Gelber Teller mit frischem Fleisch

Kann ich mit Fleischverzicht die Umwelt retten?

Vor gut fünf Jahren appellierte die damals amtierende Bundeslandwirtschaftsministerin Ilse Aigner (CSU) an die deutschen Verbraucher, sich ausgewogener zu ernähren und weniger Fleisch zu essen. Ich fühlte mich davon nicht angesprochen, schließlich esse ich nicht viel Fleisch. Doch was steckt eigentlich dahinter?

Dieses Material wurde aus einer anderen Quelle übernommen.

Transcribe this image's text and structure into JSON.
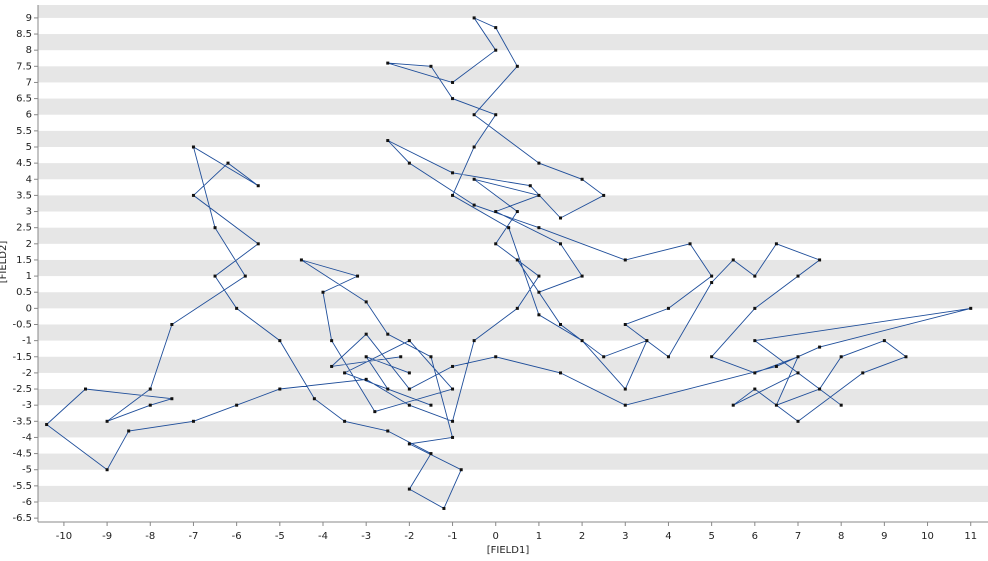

Kann man mit Fleischverzicht das Klima schützen und die (Um)Welt retten?

Laut Statistiken verzehrt jeder Deutsche pro Jahr etwa 60 Kilogramm Fleisch und Wurst. Mehr als die Hälfte davon ist

  • Schweinefleisch (knapp 40 Kilogramm)
  • gefolgt von Geflügelfleisch (mehr als 10 Kilogramm),
  • Rindfleisch (knapp 9 Kilogramm),
  • Schaf- und Ziegenfleisch (weniger als ein Kilogramm)
  • sowie sonstiges Fleisch (zum Beispiel: Innereien).

Um der Deutschen großen Hunger auf Fleisch und Wurst zu stillen, braucht man der WWF-Studie „Fleisch frisst Land“ (Teil 1 und Teil 2, 2011) zufolge 8,42 Millionen Hektar (1 Hektar, ha = 10.000 Quadratmeter, qm) Land – das entspricht der Fläche Österreichs. Ein solch großer ökologischer Fußabdruck hinterlässt Spuren: 18 Prozent der weltweit verursachten Treibhausgasemissionen (CO2 ist ein Treibhausgas) werden von der Viehwirtschaft produziert. Circa ein Drittel der gesamten Landoberfläche der Erde werde laut WWF allein zur Futtermittelproduktion verwendet – mit steigender Tendenz.

Weniger Fleisch zu essen ist gesünder und klimfreundlicher

Ernährungsexperten, zum Beispiel von der Deutschen Gesellschaft für Ernährung (DGE), empfehlen jedem Deutschen, 300 bis 600 Gramm Fleisch und Wurst pro Woche zu essen. Das mache pro Jahr 15 bis 30 Kilogramm, also höchstens die Hälfte des tatsächlichen Fleisch- und Wurstkonsums hierzulande.

Weniger Fleisch essen, Zessner WienDie Empfehlung der DGE beruht auf gesundheitlichen Aspekten – der Verzicht auf einen Teil des Fleisches würde laut Professor Matthias Zessner von der Technischen Universität Wien, der in einer Studie die Vorteile einer ausgewogenen Ernährung für Österreich erforschte und dabei die Empfehlungen der DGE zugrunde legte, jedoch „nicht nur Krebsraten reduzieren und Herz-Kreislauferkrankungen vorbeugen“, sondern auch den „Flächenbedarf für die Ernährung durch ausgewogenere Ernährung von 3.600 Quadratmeter auf 2.600 Quadratmeter pro Person senken“.

Gemüse statt Fleisch?

Zum Vergleich: Mit den derzeit 60 Kilogramm Fleisch, die der Durchschnittsdeutsche pro Jahr vertilgt, verursacht er einen CO2-Fußabdruck von etwa 1.000 Quadratmetern. Wer auf einen Teil des Fleisches verzichtet, ersetzt es mit anderen Nahrungsmitteln (Gemüse, Obst, Getreideprodukte) – man will ja schließlich satt werden. Der jährliche Kartoffelverbrauch der Deutschen zum Beispiel verursacht „nur“ einen C02-Fußabdruck von 15 Quadratmetern, schreibt der WWF.

Die Rechnung, zugunsten des Klimas auf einen Teil des bisher selbstverständlich konsumierten Fleisches zu verzichten, ginge demnach also auf. Nun mag mancher sich die Frage stellen, ob es denn gleich ein teilweiser Verzicht auf Fleisch sein müsse? Reichte es vielleicht auch schon aus, statt des großteils aus herkömmlicher Viehwirtschaft stammenden Fleisches Bio-Fleisch zu kaufen?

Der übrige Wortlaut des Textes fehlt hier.